I think that insulated (patio door) glass is worth using, inspite of the cost, because of the potential long life. Maybe hundreds of years? if not physically broken.
I would use vertical glass in the south wall with NO tilt unless you want peak heat in the green house in late spring or summer instead of winter. Almost anywhere in temperate climates (probably anyplace you would want a greenhouse), vertical glass admits the most solar energy in mid winter, as it is closer to perpendicular to the the sun's rays, and reflects less of the light. As the sun rises in the sky, more light is reflected from the glass as the angle of the sun's rays increases. With a modest roof overhang, it is possible to almost completely shade the south facing glass in mid summer, reducing the heating effect in the greenhouse, making it a more usable space in the summer. Ours is probably hottest now (late March through April), and then as the sun is higher in the sky, there is some shading of the glass and the greenhouse cools down as there is little direct sun shining in it. Hope that makes sense.
Posted: Thu Apr 06, 2006 4:07 am Post subject: Re: [Food] Production - Greenhouses
For an economical dual wall solution one can use double nylon.A lot of the commercial greenhouses are set up that way here.
Also in a sunny winter climate area,a solar air heater or two will do a lot. _________________ ΜΟΛΩΝ-ΛΑΒΕ
Joined: Oct 16, 2004 Posts: 1378 Location: Appalachian Foothills of Virginia
Posted: Thu Apr 06, 2006 6:30 am Post subject: Re: [Food] Production - Greenhouses
WisJim wrote:
I think that insulated (patio door) glass is worth using, inspite of the cost, because of the potential long life. Maybe hundreds of years? if not physically broken.
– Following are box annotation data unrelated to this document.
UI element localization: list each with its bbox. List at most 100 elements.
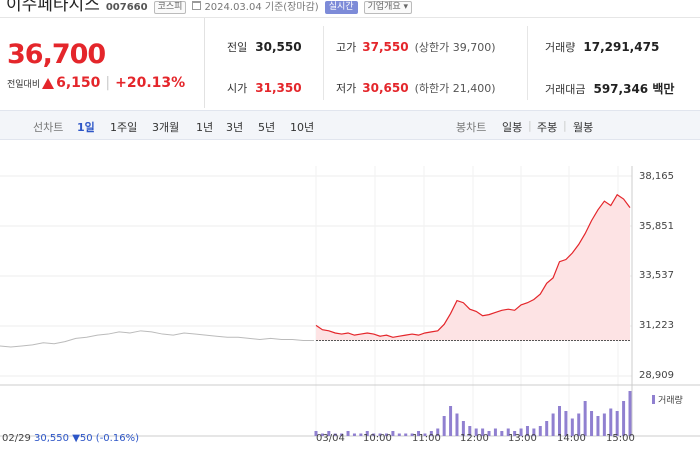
stat-prev-close: 전일 30,550: [227, 39, 302, 55]
upper-limit-value: 39,700): [452, 41, 496, 54]
stat-high: 고가 37,550 (상한가 39,700): [336, 39, 496, 55]
volume-bar: [455, 413, 459, 436]
change-percent: +20.13%: [115, 75, 186, 91]
volume-bar: [474, 428, 478, 436]
volume-bar: [577, 413, 581, 436]
volume-bar: [558, 406, 562, 436]
volume-legend: 거래량: [652, 393, 683, 406]
upper-limit-label: (상한가: [414, 41, 450, 54]
volume-bar: [513, 431, 517, 436]
period-tab-1w[interactable]: 1주일: [110, 121, 138, 134]
prev-day-date: 02/29: [2, 433, 31, 444]
divider: [527, 26, 528, 100]
period-tab-1y[interactable]: 1년: [196, 121, 214, 134]
period-tab-10y[interactable]: 10년: [290, 121, 315, 134]
prev-day-change: ▼50 (-0.16%): [72, 433, 139, 444]
today-line: [315, 193, 631, 338]
stat-value: 37,550: [362, 40, 409, 54]
volume-bar: [525, 426, 529, 436]
current-price: 36,700: [7, 39, 106, 70]
stat-label: 거래대금: [545, 83, 586, 96]
volume-bar: [545, 421, 549, 436]
volume-bar: [532, 428, 536, 436]
volume-bar: [628, 391, 632, 436]
volume-bar: [327, 431, 331, 436]
x-tick-label: 10:00: [363, 433, 392, 444]
volume-bar: [519, 428, 523, 436]
volume-bar: [551, 413, 555, 436]
x-tick-label: 13:00: [508, 433, 537, 444]
price-chart[interactable]: 38,165 35,851 33,537 31,223 28,909 거래량 0…: [0, 141, 700, 450]
volume-bar: [609, 408, 613, 436]
prev-day-line: [0, 330, 314, 348]
stat-volume: 거래량 17,291,475: [545, 39, 659, 55]
volume-bar: [570, 418, 574, 436]
volume-bar: [346, 431, 350, 436]
volume-bar: [468, 426, 472, 436]
volume-bar: [583, 401, 587, 436]
volume-bar: [410, 433, 414, 436]
up-arrow-icon: [42, 77, 55, 89]
volume-bar: [590, 411, 594, 436]
period-tab-1d[interactable]: 1일: [77, 121, 95, 134]
stat-value: 597,346 백만: [593, 82, 675, 96]
volume-legend-swatch: [652, 395, 655, 404]
period-tab-5y[interactable]: 5년: [258, 121, 276, 134]
price-panel: 36,700 전일대비 6,150 | +20.13%: [0, 18, 205, 108]
x-tick-label: 03/04: [316, 433, 345, 444]
price-change: 전일대비 6,150 | +20.13%: [7, 75, 185, 91]
x-tick-label: 15:00: [606, 433, 635, 444]
x-tick-label: 14:00: [557, 433, 586, 444]
volume-bar: [429, 431, 433, 436]
stat-value: 31,350: [255, 81, 302, 95]
divider: [323, 26, 324, 100]
volume-bar: [538, 426, 542, 436]
stat-label: 전일: [227, 41, 248, 54]
volume-bar: [449, 406, 453, 436]
volume-bar: [506, 428, 510, 436]
candle-tab-monthly[interactable]: 월봉: [573, 121, 594, 134]
volume-bar: [622, 401, 626, 436]
candle-tab-daily[interactable]: 일봉: [502, 121, 523, 134]
lower-limit-label: (하한가: [414, 82, 450, 95]
stat-label: 고가: [336, 41, 357, 54]
volume-bar: [423, 433, 427, 436]
volume-bar: [602, 413, 606, 436]
calendar-icon: [192, 1, 202, 10]
volume-bar: [340, 433, 344, 436]
stats-grid: 전일 30,550 시가 31,350 고가 37,550 (상한가 39,70…: [205, 18, 700, 108]
volume-bar: [564, 411, 568, 436]
company-info-dropdown[interactable]: 기업개요 ▾: [363, 1, 413, 14]
x-tick-label: 11:00: [412, 433, 441, 444]
lower-limit-value: 21,400): [452, 82, 496, 95]
divider: |: [105, 75, 111, 91]
x-tick-label: 12:00: [460, 433, 489, 444]
stock-header: 이수페타시스 007660 코스피 2024.03.04 기준(장마감) 실시간…: [0, 0, 700, 18]
volume-legend-label: 거래량: [658, 396, 683, 406]
volume-bar: [314, 431, 318, 436]
volume-bar: [436, 428, 440, 436]
y-tick-label: 28,909: [639, 370, 674, 381]
stat-label: 저가: [336, 82, 357, 95]
volume-bar: [442, 416, 446, 436]
volume-bar: [615, 411, 619, 436]
realtime-button[interactable]: 실시간: [324, 1, 358, 14]
stat-value: 30,650: [362, 81, 409, 95]
market-badge: 코스피: [153, 1, 187, 14]
lower-limit: (하한가 21,400): [415, 80, 496, 96]
stock-name: 이수페타시스: [6, 0, 100, 15]
period-tab-3m[interactable]: 3개월: [152, 121, 180, 134]
volume-bar: [487, 431, 491, 436]
stat-value: 30,550: [255, 40, 302, 54]
upper-limit: (상한가 39,700): [415, 39, 496, 55]
volume-bar: [320, 433, 324, 436]
volume-bar: [359, 433, 363, 436]
stat-value: 17,291,475: [583, 40, 660, 54]
volume-bar: [404, 433, 408, 436]
period-tab-3y[interactable]: 3년: [226, 121, 244, 134]
y-tick-label: 31,223: [639, 320, 674, 331]
volume-bar: [333, 433, 337, 436]
candle-tab-weekly[interactable]: 주봉: [537, 121, 558, 134]
volume-bar: [461, 421, 465, 436]
change-amount: 6,150: [56, 75, 101, 91]
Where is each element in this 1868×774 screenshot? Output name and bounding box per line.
Especially if it can be picked up from a contractor who replaces older sliding glass doors and wants an easy disposal of them.
Quote:
I would use vertical glass in the south wall with NO tilt unless you want peak heat in the green house in late spring or summer instead of winter. Almost anywhere in temperate climates (probably anyplace you would want a greenhouse), vertical glass admits the most solar energy in mid winter, as it is closer to perpendicular to the the sun's rays, and reflects less of the light. As the sun rises in the sky, more light is reflected from the glass as the angle of the sun's rays increases. With a modest roof overhang, it is possible to almost completely shade the south facing glass in mid summer, reducing the heating effect in the greenhouse, making it a more usable space in the summer. Ours is probably hottest now (late March through April), and then as the sun is higher in the sky, there is some shading of the glass and the greenhouse cools down as there is little direct sun shining in it. Hope that makes sense.
Yes, that makes sense, though it depends on whether or not one chooses to make their roof opaque or transparent. If transparent/translucent, then the same disscussion arises. Most commercial greenhouse operators use automatic vents to lower heat generated from summer solar gain. Shade cloth in varying degrees of opacity is inexpensive as well. If people have opaque roofs, then can they grow much inside besides shade plants in the summer? Alot of it depends on the North-South width of the greenhouse.